7) Wyszło mi 116-111 Fury i świetnie dla boksu, że sędziowie widzieli rzeczywisty obraz wydarzeń w ringu. Oczywiście psychofani doktora kij w dupie mogą sobie teraz psioczyć, że to źle, że Kliczko przegrał, że mistrzem będzie teraz gość, którego Pakijć czy Cunn kładli na matę, ale Fury nie ukradł tych pasów tylko będąc zdecydowanie lepszym bokserem pokonał uczciwie panującego mistrza, face it
8) Głupoty o tym, że to źle dla wagi ciężkiej też można włożyć między bajki, to jest właśnie odrodzenie HW. Dzisiejszego poranka możemy odetchnąć świeżym powietrzem i spojrzeć optymistycznie w przyszłość w kontekście kolejnych wydarzeń w HW, walki takie jak Wilder-Povetkin, Fury-Joshua, Haye-Ortiz/Jennings i masa innych kombinacji sprawi, że ta kategoria znowu odżyje, a co najważniejsze kolejne wydarzenia w wadze ciężkiej kreować będą indywidualności potrafiące przede wszystkim zrobić show już przed walką i napędzić na wagę ciężką koniunkturę, a nie chwalić starego CW Mormecka i robić z niego Tysona swoim nudnym jak flaki z olejem doktorskim pieprzeniem
9) Tak na koniec mała statystyka obrazująca „mistrza świata” i jego charakter, kiedy przegrywając na punkty nie potrafił zrobić nic żeby postarać się wygrać tę walkę przed czasem, zero ryzyka, zero pójścia do przodu po knockout, całkowite odpuszczenie. Tak, tak, doktorek wolał przejść obok walki i „bezpiecznie przegrać” niż jak prawdziwy mistrz z charakterem ruszyć i spróbować zmienić obraz pojedynku gdyż argumenty ku temu w postaci mocnego ciosu miał. Tymczasem Władymir trafił w tej walce (UWAGA!) 18 mocnych ciosów, 18 mocnych ciosów w 12 rundowej walce co daje nam żenującą statystykę 1,5 mocnego ciosu na rundę, a były przecież rundy te „lepsze” dla niego gdzie trafił tych ciosów kilka więc do cholery ciężkiej on w niektórych rundach nawet raz nie trafił mocno Furego xD I tak, statystki mogą być błędne jednak im bardziej intensywna walka (ilość ciosów) tym większe ryzyko błędu, w tym jednak konkretnym przypadku kiedy ciosów było jak na lekarstwo to nawet ślepy na jedno oko mógł je dobrze zliczyć. To żenada ze strony mistrza świata rozpatrywanego przez niektórych jako jednego z najwybitniejszych HW – całkowity brak charakteru mistrza z prawdziwego zdarzenia
http://i.imgur.com/2aRaiws.jpg
10) And the new! xD
And the new! xD
Data: 29-11-2015 11:36:08
Arcyciekawa walka
LooooooL ? Ty tak poważnie ??? Fury wczoraj mega przynudził podobnie jak z Chisorą (gdzie ich nawet wygwizdali) a bumobij gdy dostał jedynego dobrego boksera w karierze przynudził chyba nawet mocniej. To zapowiedz raczej mega nudy ! Oni są efektowni tylko gdy dostaną buma.
Data: 29-11-2015 11:46:00
Dwóch tchórzy i zarazem cwaniaków weszło do ringu aby unikać walki i wyłudzić pieniądze od tych którzy za walkę zapłacili.
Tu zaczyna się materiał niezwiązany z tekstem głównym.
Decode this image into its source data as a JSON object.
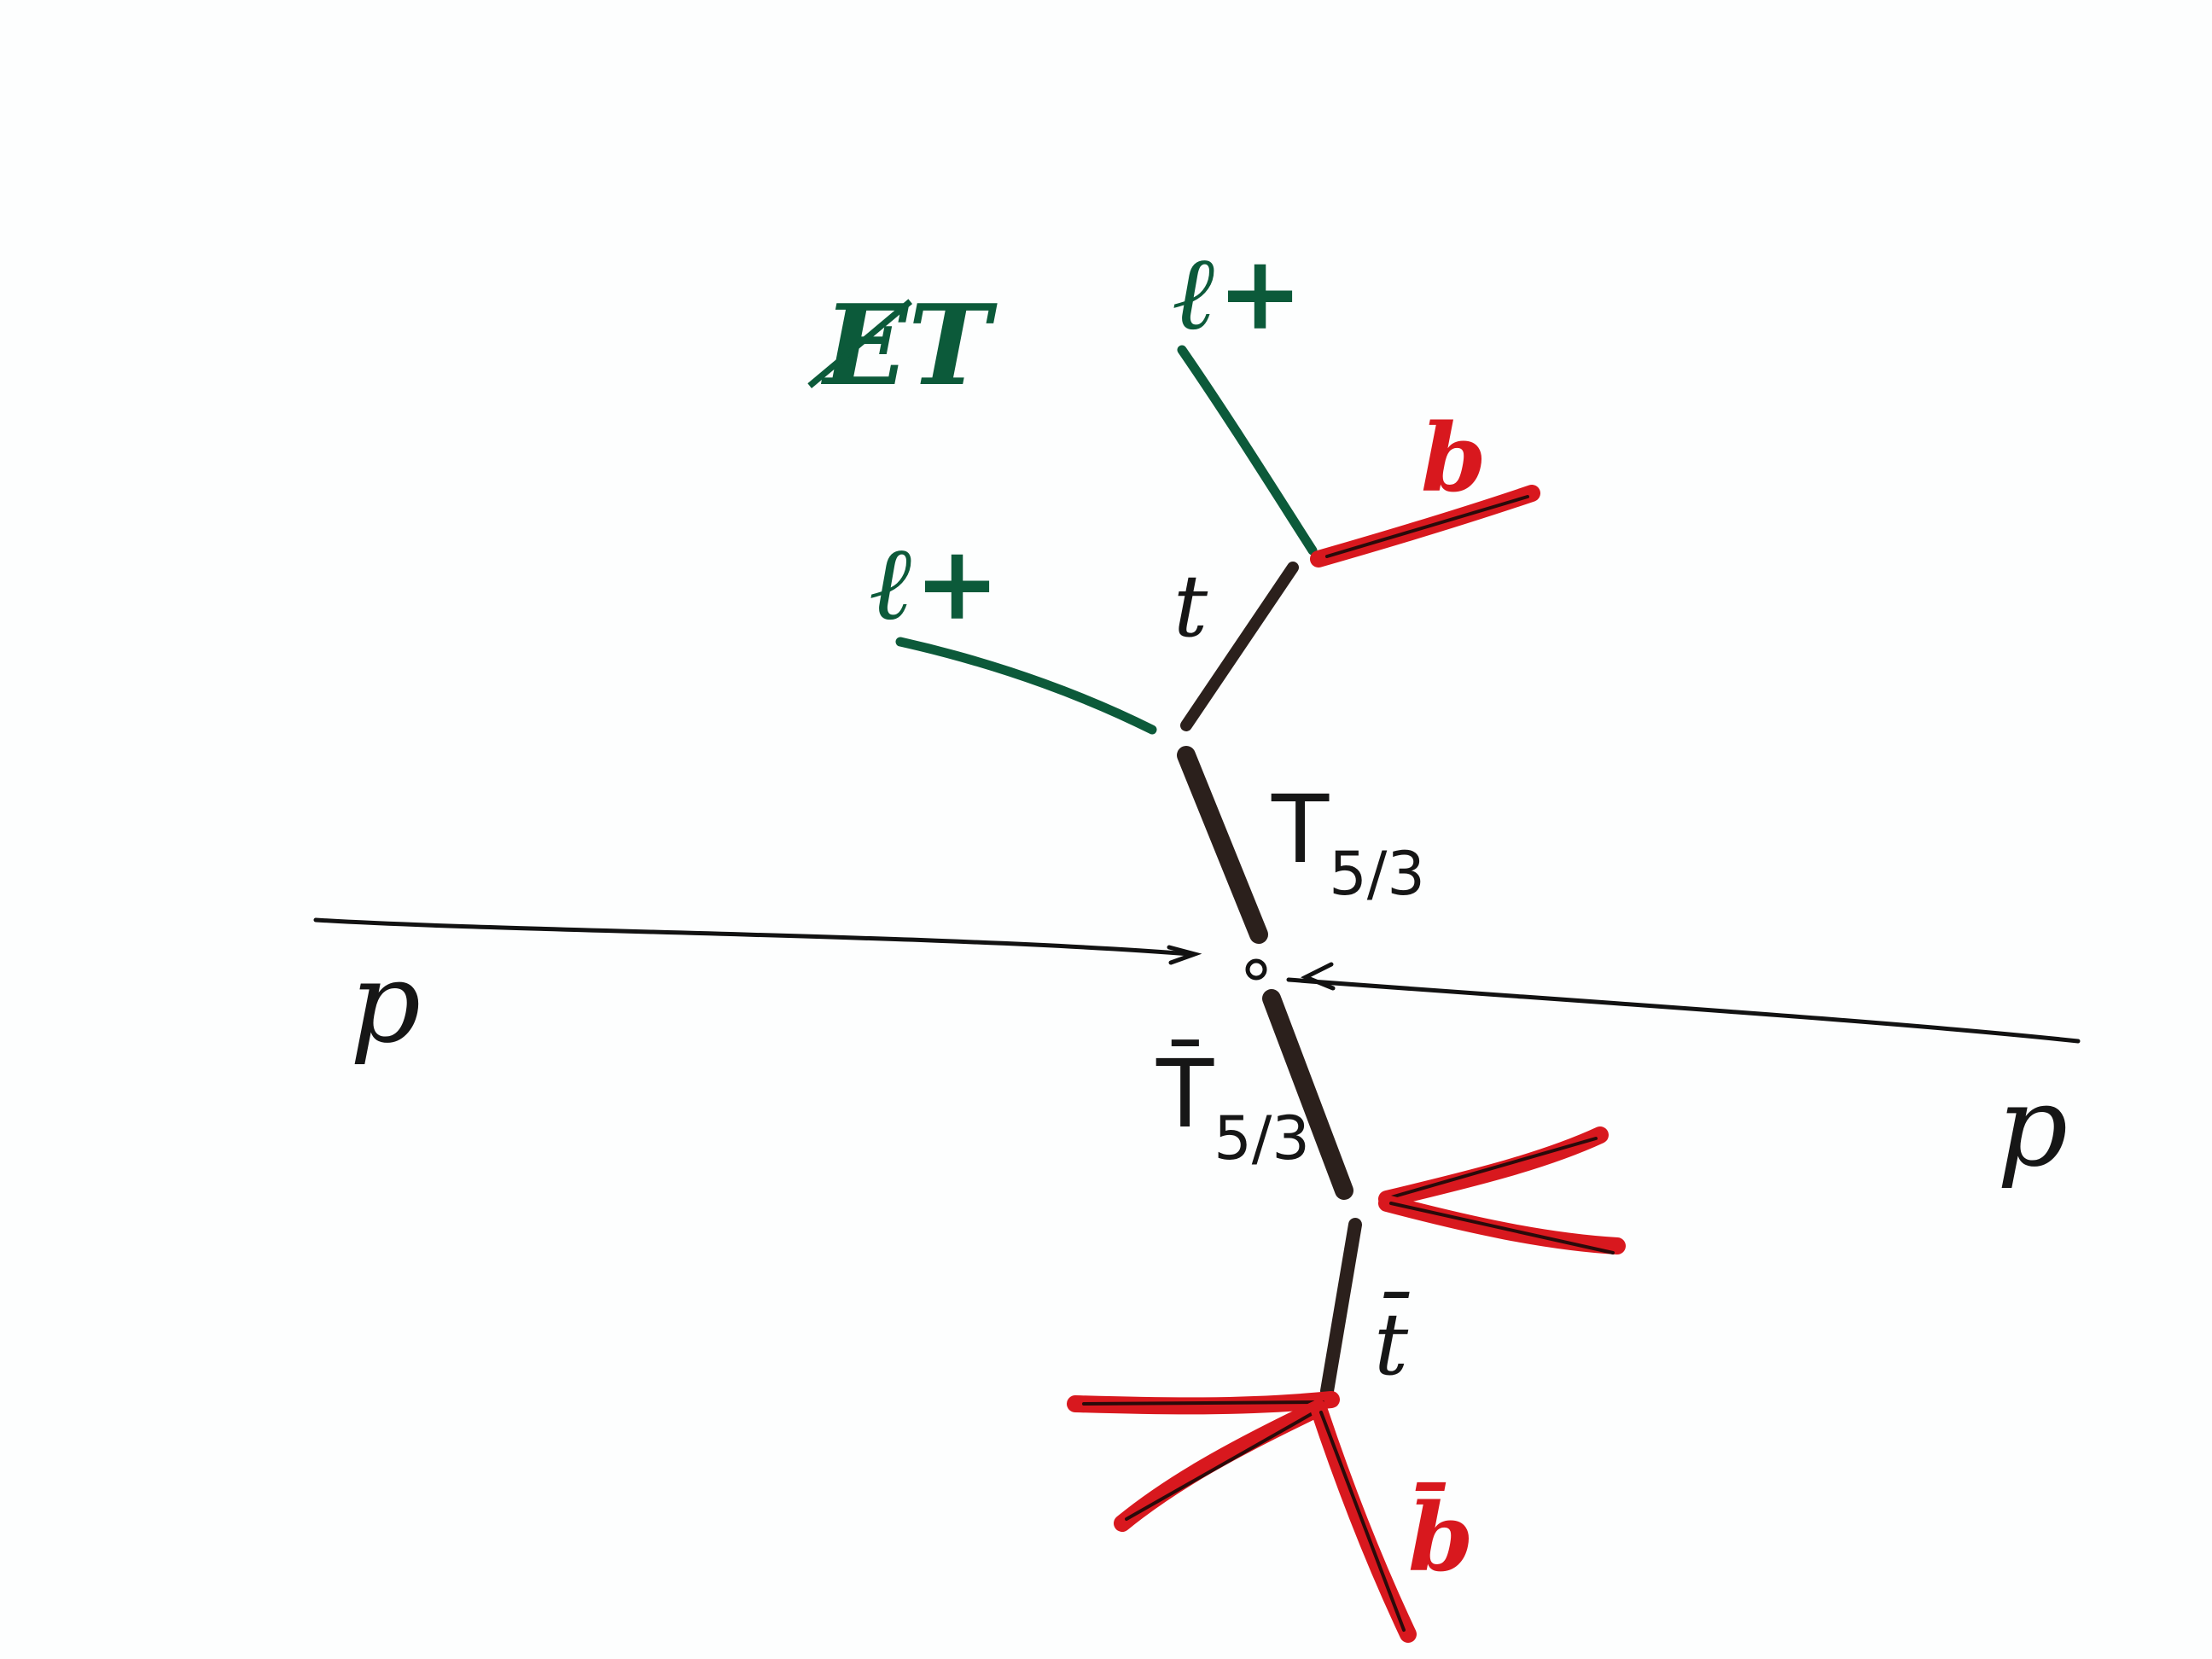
{
  "diagram": {
    "type": "feynman-style event sketch",
    "colors": {
      "background": "#fdfefe",
      "ink": "#161616",
      "beam": "#121212",
      "lepton": "#0c5a3a",
      "jet": "#d8181e",
      "jet_core": "#2a0a0a"
    },
    "labels": {
      "met": "E̸T",
      "lepton_top": "ℓ+",
      "lepton_left": "ℓ+",
      "b_quark": "b",
      "top": "t",
      "T53_main": "T",
      "T53_sub": "5/3",
      "T53bar_main": "T̄",
      "T53bar_sub": "5/3",
      "antitop": "t̄",
      "bbar_main": "b̄",
      "proton_left": "p",
      "proton_right": "p"
    }
  }
}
Cos w tym jest. Potyczka (trudno to nawet nazwać walką) w stylu Wład- Haye gdzie zawodnicy również rywalizowali w konkurencji pt. KTO DZIS ZADA MNIEJ CIOSÓW ?!
To chyba efekt amerykanizacji spoleczenstwa
Data: 29-11-2015 11:48:21
Wilder by brutalnie zweryfikował dziurawego Furego.Tam jego styl pajaca by nie przeszedł.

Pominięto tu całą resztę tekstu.